Birleşmiş Milletler İnsani Gelişme Raporu’na göre, dünyanın en zengin yüzde 1’i en yoksul yüzde 57’si kadar gelire sahip. En zengin yüzde 20 ile en yoksul yüzde 20 arasındaki gelir uçurumu 1960’da 30:1’den, 1990’da 60:1’e ve 1999’da 74:1’e yükseldi ve bu oranın 2015’de 100:1’e tırmanması bekleniyor. 1999-2000 arasında, 2.8 milyar insan günde 2 doların altında gelirle yaşadı, 840 milyon insan yetersiz beslendi, 2.4 milyar insan hiçbir yeterli sağlık hizmeti türünden yararlanamadı ve dünyada okul çağındaki her altı çocuktan birisi okula gidemedi.

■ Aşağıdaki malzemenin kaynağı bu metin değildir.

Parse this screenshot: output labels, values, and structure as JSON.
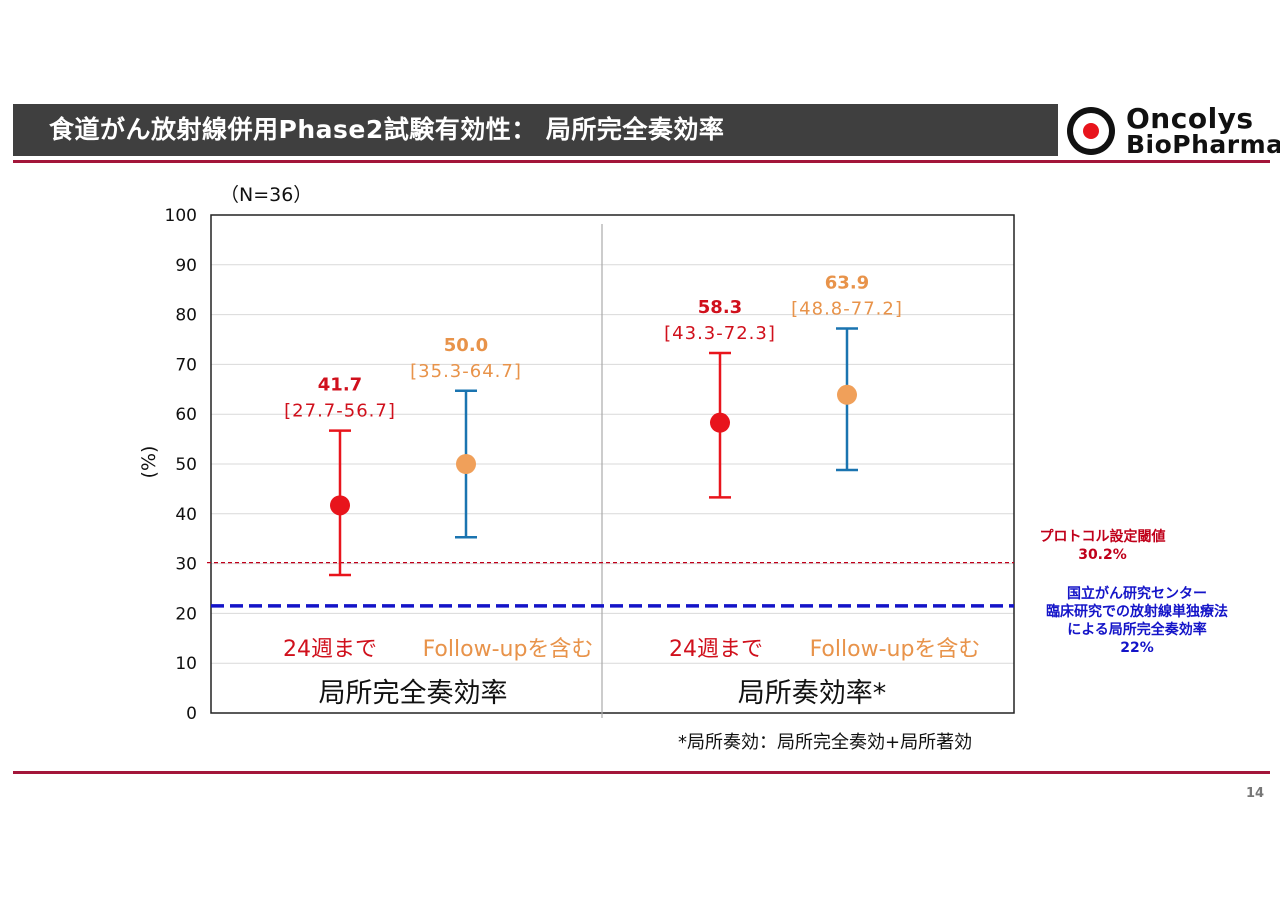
{
  "header": {
    "title": "食道がん放射線併用Phase2試験有効性： 局所完全奏効率"
  },
  "logo": {
    "line1": "Oncolys",
    "line2": "BioPharma"
  },
  "n_label": "（N=36）",
  "footnote": "*局所奏効：局所完全奏効+局所著効",
  "page_number": "14",
  "notes": {
    "protocol_threshold": {
      "line1": "プロトコル設定閾値",
      "line2": "30.2%"
    },
    "ncc_reference": {
      "line1": "国立がん研究センター",
      "line2": "臨床研究での放射線単独療法",
      "line3": "による局所完全奏効率",
      "line4": "22%"
    }
  },
  "colors": {
    "header_bg": "#3f3f3f",
    "accent_rule": "#a3163a",
    "red_series": "#e8141c",
    "orange_series": "#f0a05a",
    "blue_errorbar": "#1a74b0",
    "threshold_line": "#c0001a",
    "reference_line": "#1414c8"
  },
  "chart_data": {
    "type": "scatter",
    "ylabel": "(%)",
    "ylim": [
      0,
      100
    ],
    "yticks": [
      0,
      10,
      20,
      30,
      40,
      50,
      60,
      70,
      80,
      90,
      100
    ],
    "groups": [
      {
        "label": "局所完全奏効率",
        "points": [
          {
            "label": "24週まで",
            "value": 41.7,
            "value_label": "41.7",
            "ci_low": 27.7,
            "ci_high": 56.7,
            "ci_label": "[27.7-56.7]",
            "marker": "red",
            "errorbar": "red"
          },
          {
            "label": "Follow-upを含む",
            "value": 50.0,
            "value_label": "50.0",
            "ci_low": 35.3,
            "ci_high": 64.7,
            "ci_label": "[35.3-64.7]",
            "marker": "orange",
            "errorbar": "blue"
          }
        ]
      },
      {
        "label": "局所奏効率*",
        "points": [
          {
            "label": "24週まで",
            "value": 58.3,
            "value_label": "58.3",
            "ci_low": 43.3,
            "ci_high": 72.3,
            "ci_label": "[43.3-72.3]",
            "marker": "red",
            "errorbar": "red"
          },
          {
            "label": "Follow-upを含む",
            "value": 63.9,
            "value_label": "63.9",
            "ci_low": 48.8,
            "ci_high": 77.2,
            "ci_label": "[48.8-77.2]",
            "marker": "orange",
            "errorbar": "blue"
          }
        ]
      }
    ],
    "reference_lines": [
      {
        "value": 30.2,
        "style": "dashed-thin",
        "color": "threshold_line"
      },
      {
        "value": 21.5,
        "style": "dashed-thick",
        "color": "reference_line"
      }
    ],
    "grid": true,
    "legend": "none"
  }
}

Küresel tarım dışı emek gücünün yüzde 50 kadarının ya işsiz ya da gizli işsiz olduğu tahmin ediliyor. (1)
Birçok ülkede, çalışan sınıflar yaşam standartlarında mutlak düşüşler yaşadılar. Birleşik Devletler’de, üretimde ve alt düzeylerde çalışan işçilerin (1992 dolar değeri üzerinden) gerçek haftalık gelirleri 1973’de 315 dolardan 1989’da 264 dolara indi. On yıllık bir ekonomik genişlemenin ardından, 1999’da, 1962’deki gerçek ortalama ücret düzeyinin altına, 271 dolara düştü. Latin Amerika’da, 1970’lerden bu yana yeni liberal yeniden yapılandırmadan muzdarip olan bu kıtada, yaklaşık 200 milyon insan ya da nüfusun yüzde 46’sı yoksulluk içinde yaşıyor. 1980 ile 1990’ların başları (1991-1994) arasında, gerçek ücretler Arjantin’de yüzde 14, Uruguay’da yüzde 21, Venezuela’da yüzde 53, Ekvador’da yüzde 68 ve Bolivya’da yüzde 73 düştü.(2)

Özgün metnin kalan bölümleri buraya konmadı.